Adler honored by Academic Senate for work in clinical science research

Nancy Adler, PhD, has been named as the recipient of the UCSF Academic Senate’s 15th Annual Faculty Research Lectureship – Clinical Science for her trailblazing research on socioeconomic determinants of health. Her lecture, entitled “Social Determinants of Health: Power, Population, and Precision,” will be delivered on Tuesday, November 17 at 3:30 p.m. in N-227 on the Parnassus campus. The event is open to the campus community and general public, and will also be streamed live.

The Faculty Research Lectureship – Clinical Science is bestowed annually on an individual member of the UCSF faculty with outstanding achievements in clinical research. Nominations are made by UCSF faculty, who consider the research contributions of their colleagues and submit nominations for this prestigious honor to the Academic Senate Committee on Research.

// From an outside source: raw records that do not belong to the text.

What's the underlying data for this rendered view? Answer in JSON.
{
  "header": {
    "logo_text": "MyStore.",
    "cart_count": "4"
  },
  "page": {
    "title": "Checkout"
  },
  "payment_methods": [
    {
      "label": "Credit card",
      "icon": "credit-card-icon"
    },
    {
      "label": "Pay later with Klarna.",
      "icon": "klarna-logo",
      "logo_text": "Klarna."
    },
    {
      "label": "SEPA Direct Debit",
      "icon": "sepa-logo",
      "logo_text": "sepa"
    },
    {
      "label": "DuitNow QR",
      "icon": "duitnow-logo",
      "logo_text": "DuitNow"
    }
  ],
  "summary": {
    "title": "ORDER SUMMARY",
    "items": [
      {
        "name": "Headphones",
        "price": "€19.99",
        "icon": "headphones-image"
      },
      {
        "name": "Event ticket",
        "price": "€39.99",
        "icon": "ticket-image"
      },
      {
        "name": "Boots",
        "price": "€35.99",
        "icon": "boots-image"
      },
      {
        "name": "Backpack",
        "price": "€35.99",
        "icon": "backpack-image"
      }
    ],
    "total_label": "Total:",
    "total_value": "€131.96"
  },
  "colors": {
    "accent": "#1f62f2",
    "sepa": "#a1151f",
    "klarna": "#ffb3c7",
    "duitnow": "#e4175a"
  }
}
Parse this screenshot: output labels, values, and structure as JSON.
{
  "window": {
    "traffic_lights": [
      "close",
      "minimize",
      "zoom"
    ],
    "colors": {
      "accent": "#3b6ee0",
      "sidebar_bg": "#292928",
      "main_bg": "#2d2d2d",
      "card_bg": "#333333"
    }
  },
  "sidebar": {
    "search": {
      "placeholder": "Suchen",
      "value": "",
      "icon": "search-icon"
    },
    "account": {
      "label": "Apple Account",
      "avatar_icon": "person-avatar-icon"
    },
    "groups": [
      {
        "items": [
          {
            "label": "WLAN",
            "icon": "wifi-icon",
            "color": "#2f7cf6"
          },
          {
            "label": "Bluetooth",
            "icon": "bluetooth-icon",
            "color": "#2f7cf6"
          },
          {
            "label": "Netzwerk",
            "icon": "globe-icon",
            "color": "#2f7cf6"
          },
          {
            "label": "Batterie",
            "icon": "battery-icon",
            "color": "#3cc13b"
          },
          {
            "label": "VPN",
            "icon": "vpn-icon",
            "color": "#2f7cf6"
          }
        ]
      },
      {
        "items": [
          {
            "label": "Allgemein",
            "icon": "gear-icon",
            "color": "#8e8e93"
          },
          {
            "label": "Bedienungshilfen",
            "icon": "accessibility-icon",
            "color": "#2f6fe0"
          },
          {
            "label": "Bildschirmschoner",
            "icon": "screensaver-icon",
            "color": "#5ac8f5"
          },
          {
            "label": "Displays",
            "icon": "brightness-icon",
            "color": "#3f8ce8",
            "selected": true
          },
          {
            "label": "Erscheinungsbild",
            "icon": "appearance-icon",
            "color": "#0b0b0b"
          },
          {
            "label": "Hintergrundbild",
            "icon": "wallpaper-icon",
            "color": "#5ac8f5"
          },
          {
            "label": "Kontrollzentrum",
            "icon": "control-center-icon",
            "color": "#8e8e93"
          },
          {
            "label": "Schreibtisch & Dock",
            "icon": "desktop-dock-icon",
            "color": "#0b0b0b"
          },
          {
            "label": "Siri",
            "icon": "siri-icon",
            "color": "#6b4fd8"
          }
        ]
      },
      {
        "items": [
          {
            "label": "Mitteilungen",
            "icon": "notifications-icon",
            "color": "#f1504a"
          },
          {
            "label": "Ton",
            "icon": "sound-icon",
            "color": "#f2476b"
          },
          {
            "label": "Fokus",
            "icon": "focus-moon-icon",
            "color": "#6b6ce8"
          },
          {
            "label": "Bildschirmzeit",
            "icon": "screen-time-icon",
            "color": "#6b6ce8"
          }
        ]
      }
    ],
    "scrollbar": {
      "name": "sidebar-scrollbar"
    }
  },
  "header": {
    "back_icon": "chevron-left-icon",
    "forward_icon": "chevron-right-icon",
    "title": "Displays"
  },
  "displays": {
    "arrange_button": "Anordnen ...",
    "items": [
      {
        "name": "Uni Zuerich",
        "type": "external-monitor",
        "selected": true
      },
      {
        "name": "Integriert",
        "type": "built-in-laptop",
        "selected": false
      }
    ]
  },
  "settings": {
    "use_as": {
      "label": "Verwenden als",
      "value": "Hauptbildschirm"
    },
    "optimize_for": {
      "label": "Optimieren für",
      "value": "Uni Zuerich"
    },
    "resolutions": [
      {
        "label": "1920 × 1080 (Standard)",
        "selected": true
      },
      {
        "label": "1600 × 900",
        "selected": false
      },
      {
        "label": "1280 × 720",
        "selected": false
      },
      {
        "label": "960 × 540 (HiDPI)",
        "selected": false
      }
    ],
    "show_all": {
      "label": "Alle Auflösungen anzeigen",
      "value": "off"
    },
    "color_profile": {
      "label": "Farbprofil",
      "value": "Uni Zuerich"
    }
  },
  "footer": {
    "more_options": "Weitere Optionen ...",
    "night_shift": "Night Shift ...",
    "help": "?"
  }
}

Adler becomes only the second female recipient of the honor, as well as the fourth Department of Psychiatry faculty member to be honored on the clinical research side since the award’s inception in 2001. Previous honorees from Psychiatry are Neal Benowitz, MD (2002); Bruce Miller, MD (2012); and Kristine Yaffe, MD (2013).

About Nancy Adler

One of the world’s eminent and accomplished social scientists, at the time Nancy Adler, PhD, began her tenure at UCSF in 1977, there was little attention given to the marked differences in morbidity and mortality associated with socioeconomic conditions. Her landmark papers in JAMA and American Psychologists demonstrating that socioeconomic status was linked to health across the whole range of socioeconomic status challenged common explanations for health disparities.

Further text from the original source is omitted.